By Ed King
BBC Sport at Sabina Park, Jamaica
Sunburn is only a few hours away for these rash England fans
One American tourist is clearly confused by the exciting events at Sabina Park.
"But if it's such a great game how come it's not international?" pondered Jon, a New Columbia university student on his Spring Break.
He thought cricket was a "little bit like lacrosse" before seeing the action for the first time.
Luckily Bruce, the barman at the Chelsea Sports Bar, one of Kingston's finest establishments, intervened before the conversation progressed any further, leaving Jon in no doubt what all these England fans were here for.
Test cricket has arrived in Jamaica, and everyone in the country, from waitresses to taxi drivers has an opinion - and a prediction.
Current estimates vary from annihilation to a sound drubbing, but no-one is in any doubt. England will be leaving empty-handed.
The Blue mountains rise 7,200ft from Kingston, providing a magnificent backdrop to the stadium.
As a city Kingston has its problems.
Drugs, poverty and anger with the government mean certain areas are out of bounds for visitors, unless you want to sample the inside of a Jamaican hospital.
The rain was unexpected but some were determined to stay
But if the surrounding streets of Sabina Park are not exactly salubrious, the warm atmosphere inside more than makes up for it.
Nowhere is this more evident than the Mound Stand, a grassy knoll in the corner of the ground that boasts an enormous sound system, beach, pool and as much beer as you can drink.
Not always a good offer when the Barmy Army - who all seem to have hollow legs and sunburnt torsos - are on form.
Their chants are orchestrated by a Portsmouth fan in an orange wig, and another character sporting an England top hat, with tattered shorts and T-shirt, who goes by the name of Jimmy Saville.

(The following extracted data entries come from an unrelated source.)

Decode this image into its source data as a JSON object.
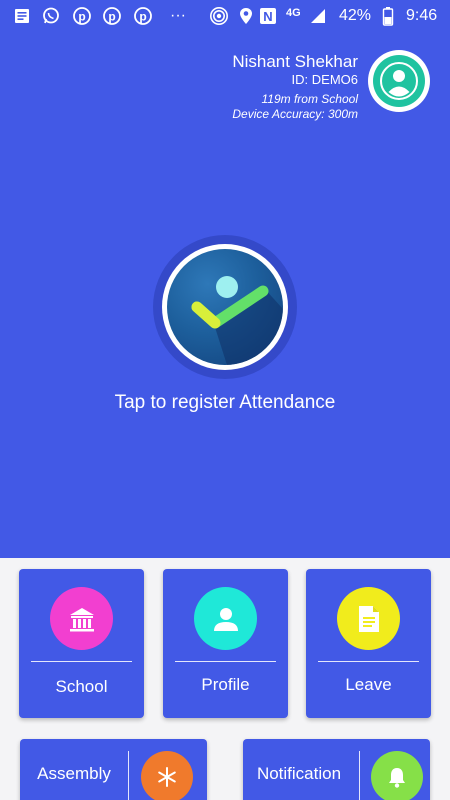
{
  "status_bar": {
    "network": "4G",
    "battery": "42%",
    "time": "9:46",
    "overflow": "···",
    "left_icons": [
      "news-icon",
      "whatsapp-icon",
      "pinterest-icon",
      "pinterest-icon",
      "pinterest-icon"
    ],
    "right_icons": [
      "hotspot-icon",
      "location-icon",
      "nfc-icon",
      "signal-icon",
      "battery-icon"
    ]
  },
  "user": {
    "name": "Nishant Shekhar",
    "id": "ID: DEMO6",
    "distance": "119m from School",
    "accuracy": "Device Accuracy: 300m"
  },
  "attendance": {
    "label": "Tap to register Attendance"
  },
  "cards": {
    "school": "School",
    "profile": "Profile",
    "leave": "Leave",
    "assembly": "Assembly",
    "notification": "Notification"
  },
  "colors": {
    "primary": "#4259e6",
    "school": "#f23fd0",
    "profile": "#1fe8d8",
    "leave": "#f1ec1c",
    "assembly": "#f07a2c",
    "notification": "#86e048",
    "avatar": "#1fc3a0"
  }
}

Jimmy originally hails from Oldham, but sold all his possessions to become a professional England fan - he now travels from tour to tour carrying a small blue bag and a yellow toy bird.
He also stands at the front of the stand waving a flag bellowing: "Michael Vaughan's Barmy Army," which gets the expected response from the assembled throng.
If it is a tactic designed to strike fear into the opposition then it fails dismally.
Indeed, most of the entertainment laid on seems solely for the benefit of the Barmy Army - the West Indies fans are far too busy with what is happening in the middle.
Devon Smith's boundaries and Fidel Edwards's wickets have been thunderously received.
For all their recent problems West Indies are still a fine cricketing side, and one that gives a great deal of pride to all Jamaicans.
Once they are on the field all those inter-island squabbles are forgotten, with even Brian Lara, sometimes derided in these parts, given a rapturous reception.
A win over England at Sabina Park is not so much desired - it is expected.
The sun and beer will have defeated the Barmy Army well before the scheduled end of the match - and the West Indies hope Vaughan will also be conquered.
Meanwhile Jon from New Columbia is heading west to Negril, wondering why England and West Indies play five day-long games of lacrosse dressed head to toe in white.